Quelles sont ces mesures ? Sans entrer dans le détail de chacune d’entre elles, permettez-moi d’expliquer la philosophie et la teneur des dispositifs qui vous sont présentés au travers de ce texte.

Un volet porte tout d’abord sur l’énergie : c’est légitime, car au moins la moitié de l’inflation s’explique par la flambée du prix de l’énergie, qu’il s’agisse de l’électricité, du gaz ou des carburants.

Nous avons donc décidé de maintenir le « bouclier énergie » jusqu’à la fin de l’année 2022, avec le gel du prix du gaz et le plafonnement du prix de l’électricité à 4 %. Ce sont ces décisions, prises à l’automne 2021, qui permettent aujourd’hui à la France d’avoir le taux d’inflation le plus faible de la zone euro. Nous avons anticipé et nous avons pris des mesures massives, lesquelles nous ont permis de combattre avec efficacité l’augmentation des prix.

Nous continuerons également à nous battre au niveau européen pour dissocier définitivement le prix de l’électricité du prix du gaz.

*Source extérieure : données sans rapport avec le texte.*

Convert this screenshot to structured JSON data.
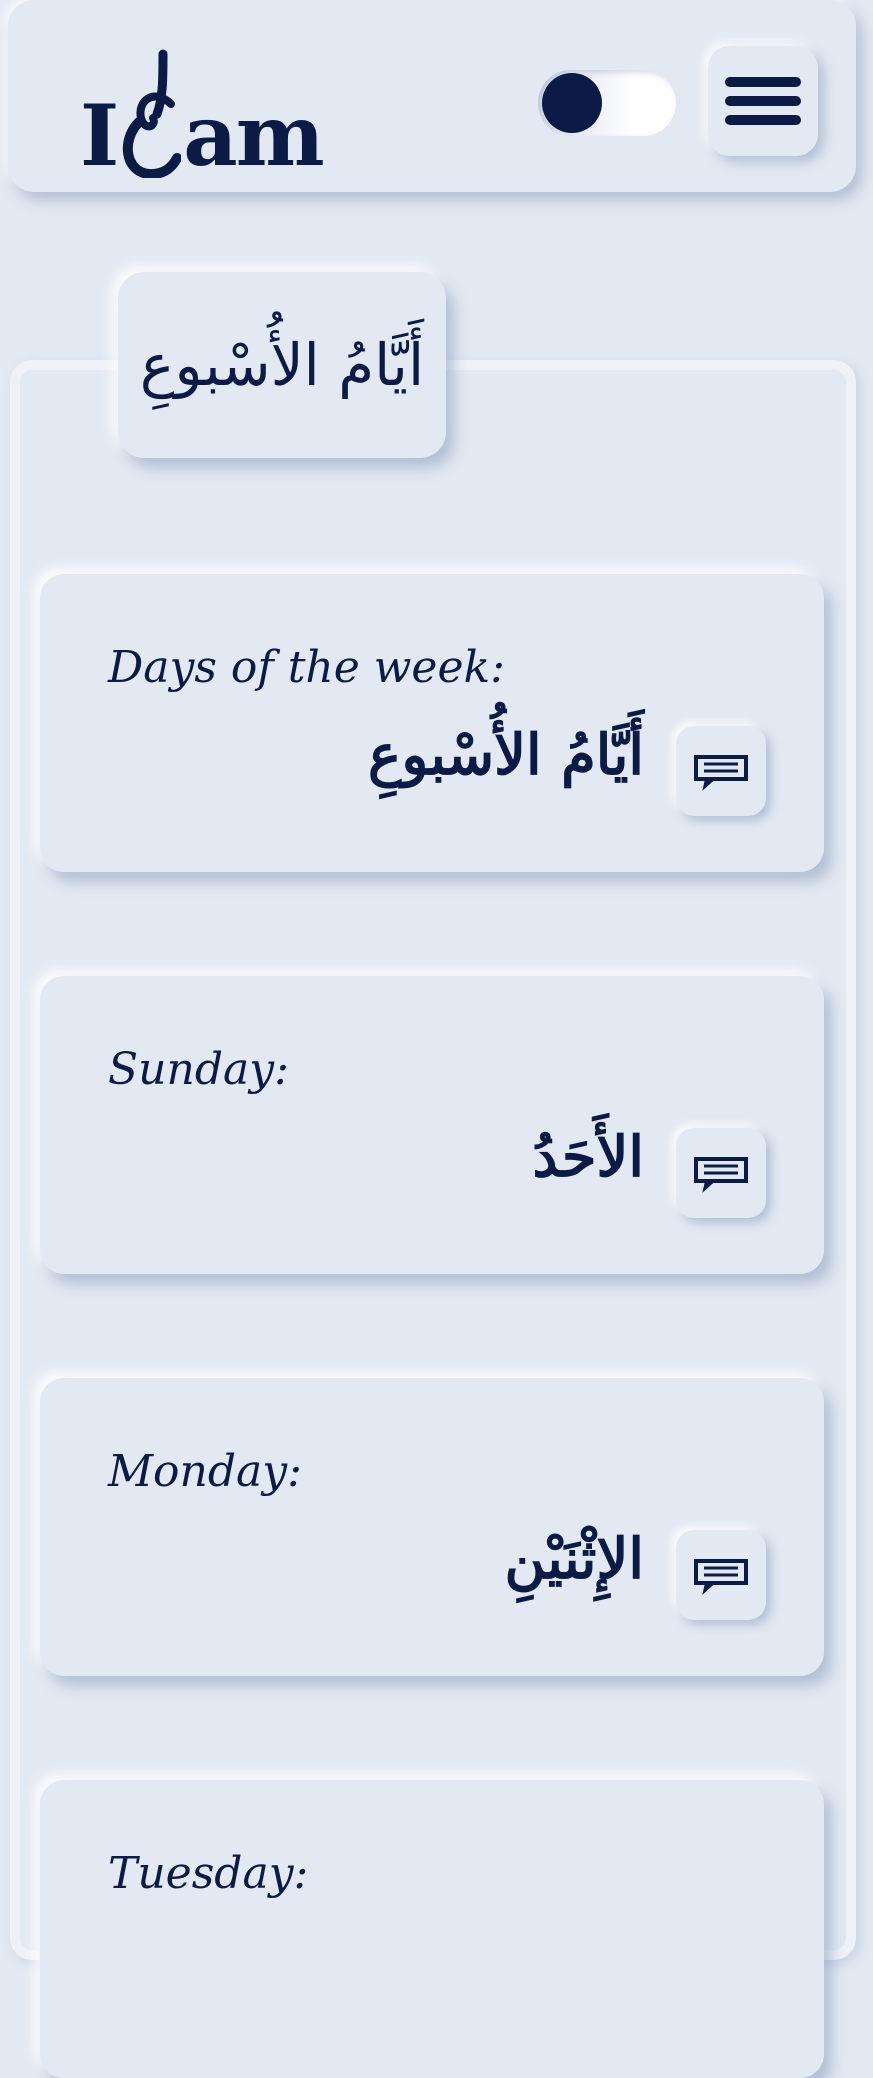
{
  "header": {
    "logo_left": "I",
    "logo_right": "am",
    "toggle_state": "off",
    "menu_icon": "hamburger-icon"
  },
  "section": {
    "title": "أَيَّامُ الأُسْبوعِ"
  },
  "cards": [
    {
      "english": "Days of the week:",
      "arabic": "أَيَّامُ الأُسْبوعِ",
      "icon": "speech-bubble-icon"
    },
    {
      "english": "Sunday:",
      "arabic": "الأَحَدُ",
      "icon": "speech-bubble-icon"
    },
    {
      "english": "Monday:",
      "arabic": "الإِثْنَيْنِ",
      "icon": "speech-bubble-icon"
    },
    {
      "english": "Tuesday:",
      "arabic": "",
      "icon": "speech-bubble-icon"
    }
  ],
  "colors": {
    "background": "#e3e9f2",
    "primary": "#0b1b45",
    "accent_orange": "#ef8c2c",
    "accent_red": "#d8313a"
  }
}
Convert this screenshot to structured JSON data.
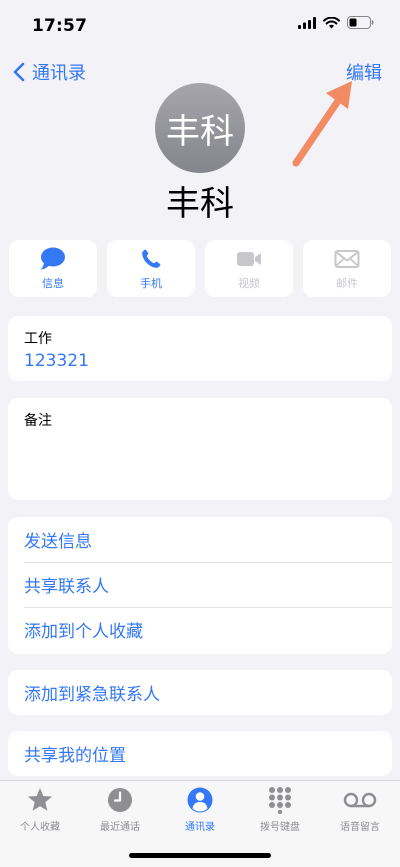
{
  "status_bar": {
    "time": "17:57"
  },
  "nav": {
    "back_label": "通讯录",
    "edit_label": "编辑"
  },
  "contact": {
    "avatar_text": "丰科",
    "name": "丰科"
  },
  "actions": [
    {
      "label": "信息",
      "enabled": true
    },
    {
      "label": "手机",
      "enabled": true
    },
    {
      "label": "视频",
      "enabled": false
    },
    {
      "label": "邮件",
      "enabled": false
    }
  ],
  "phone": {
    "label": "工作",
    "number": "123321"
  },
  "notes": {
    "label": "备注",
    "value": ""
  },
  "options_group_1": [
    "发送信息",
    "共享联系人",
    "添加到个人收藏"
  ],
  "options_group_2": [
    "添加到紧急联系人"
  ],
  "options_group_3": [
    "共享我的位置"
  ],
  "tabs": [
    {
      "label": "个人收藏",
      "icon": "star-icon",
      "active": false
    },
    {
      "label": "最近通话",
      "icon": "clock-icon",
      "active": false
    },
    {
      "label": "通讯录",
      "icon": "person-circle-icon",
      "active": true
    },
    {
      "label": "拨号键盘",
      "icon": "keypad-icon",
      "active": false
    },
    {
      "label": "语音留言",
      "icon": "voicemail-icon",
      "active": false
    }
  ],
  "colors": {
    "accent": "#3478f6",
    "background": "#f2f2f7",
    "annotation_arrow": "#f28a63"
  }
}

Le système européen selon lequel le prix de l’électricité décarbonée est indexé sur le prix des énergies fossiles, c’est-à-dire sur le prix du gaz, est inacceptable du point de vue écologique et complètement contre-productif d’un point de vue économique. Il a également un coût social qui le rend insupportable. Nous avons engagé cette bataille avec le Président de la République depuis plusieurs mois. Nous ne lâcherons rien jusqu’à ce que le prix de l’électricité décarbonée soit définitivement dissocié de celui du gaz !

Toujours en ce qui concerne l’énergie, des propositions ont été faites à l’Assemblée nationale sur la question du fioul. Quelque 3 millions de nos compatriotes se chauffent au fioul. Il était donc légitime – je salue la sagesse des députés à cet égard – de prendre des mesures fortes, afin de compenser l’augmentation du prix de ce carburant. Nous avons ainsi adopté une aide de 230 millions d’euros pour les ménages qui utilisent ce combustible pour se chauffer.

Je confirme que nous lèverons le gage sur ces crédits…

M. François Bonhomme. Qu’est-ce qui se passe ? (Sourires sur les travées du groupe Les Républicains.)

M. Bruno Le Maire, ministre. … et que nos compatriotes auront bien 230 millions d’euros à se répartir pour amortir le choc de l’augmentation du prix du fioul.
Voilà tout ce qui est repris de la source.